Congress usually must hold hearings on major proposals before legislation or even funding is brought to a vote. This sometimes takes years—if not decades, to achieve. But sometimes, long-stalled issues can be ignited by events, and the opportunity to drive legislation is presented. Having your "legal ducks-in-a-row" and proposed legislation already drafted to be “dropped in the Hopper” allows you to seize the opportunity.
Rather than wait years to change a statute, letters from key Members of Congress expressing their views of how an agency should interpret words and phrases in legislation or Committee Reports, or even inquiring into the agency’s administration of a law or program, can signal to the agency there will be substantial “Oversight” over its different interpretation.
This requires having not only the technical expertise, but also an existing relationship with Congressional leaders. Terry T. Campo has known every House GOP Leader since Gerald Ford and Senate GOP Leader since Howard Baker, and now works closely with Congressional Leadership in both chambers—and both parties.
The Legislative History of any bill—including Report language—influences the courts and regulatory agencies in interpreting Congressional Intent. Successful legislation will be implemented only after regulations have been promulgated under the “Notice and Comment” process of the Administrative Procedures Act (APA). Those regulations will then guide government agencies both in enforcement actions (including state agencies which receive Federal funds or conform their regulations to its standards) as well as in establishing internal guidelines that influence the awarding contracts and grants. All of those actions are then subjected to lawsuits and administrative challenges based on claims that they deviated from the APA process or constitute an abuse of the discretion. Congressional Oversight Hearings will follow, and the agency’s funding for enforcement or implementation may be limited through the Appropriations Process.
In fact, the Congress elected in 2014 can be expected to aggressively use a “Resolution of Disapproval” for many new regulations under the ‘two-House veto’ authority of the Congressional Review Act enacted after the one-house “Legislative Veto” authority was struck-down in INS v. Chada. This may also constitute ‘evidence’ of the Congressional Intent when a Rule is challenged in Court.

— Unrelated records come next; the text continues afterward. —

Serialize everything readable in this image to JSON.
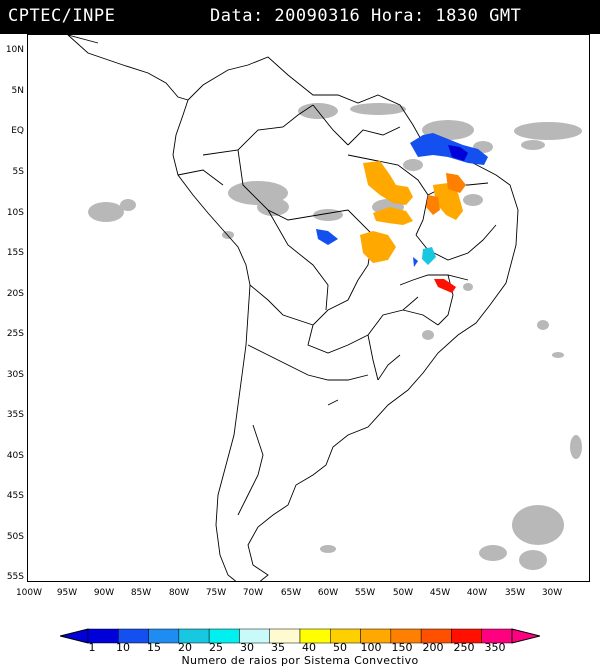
{
  "header": {
    "source": "CPTEC/INPE",
    "info": "Data: 20090316 Hora: 1830 GMT"
  },
  "map": {
    "lat_labels": [
      "10N",
      "5N",
      "EQ",
      "5S",
      "10S",
      "15S",
      "20S",
      "25S",
      "30S",
      "35S",
      "40S",
      "45S",
      "50S",
      "55S"
    ],
    "lon_labels": [
      "100W",
      "95W",
      "90W",
      "85W",
      "80W",
      "75W",
      "70W",
      "65W",
      "60W",
      "55W",
      "50W",
      "45W",
      "40W",
      "35W",
      "30W"
    ],
    "background_color": "#ffffff",
    "cloud_color": "#b8b8b8"
  },
  "colorbar": {
    "labels": [
      "1",
      "10",
      "15",
      "20",
      "25",
      "30",
      "35",
      "40",
      "50",
      "100",
      "150",
      "200",
      "250",
      "350"
    ],
    "colors": [
      "#0000d8",
      "#1450f0",
      "#1e8cf0",
      "#18c8e0",
      "#00f0f0",
      "#c8fafa",
      "#fffad0",
      "#ffff00",
      "#ffd000",
      "#ffa800",
      "#ff8000",
      "#ff5000",
      "#ff1000",
      "#ff0080"
    ],
    "title": "Numero de raios por Sistema Convectivo"
  }
}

But the Congress responds to public opinion and is primarily driven by political considerations. An effective legal strategy must also take those factors into account.
Most people conflate Administrative Law Judges (ALJs) and trial judges—like a trial court judge, the ALJ is the ‘trier of facts.’ But when it comes to the laws and regulations before them, the ALJ applies the law in a manner consistent with their employing agency’s interpretation. When an appeal is taken from that decision to the Circuit Courts, the ALJ’s—and the enforcement agency’s—interpretation is generally accorded the deference similar to an independent, Article III Court. This means the outcome of your case may have been effectively determined according to the way the agency interpreted Legislative Intent when it promulgated its internal Rules and Guidelines for its implementation.
As General Counsel to the U.S. Senate Judiciary Committee’s Subcommittee on Administrative Practice and Procedure, Terry Campo oversaw legislation to make ALJs independent of their parent agencies—and even Chaired the hearings, when the prime sponsor, a former Chief Justice of his state’s Supreme Court but from the minority party, asked him to Chair in the absence of Senator Grassley.
When major a pharmaceutical manufacturer retained us to have a school code changed to include immunization for a particular virus, they envisioned a two-year lobbying effort. The Law Offices of Terry T. Campo ‘diagnosed’ the issue, consulted with regulators and obtained the endorsement of key health sector actors; then, presented not only that political support but also a cost-benefit analysis to the Governor, who directed state agencies to adopt the regulatory change less than one year after taking-on the project.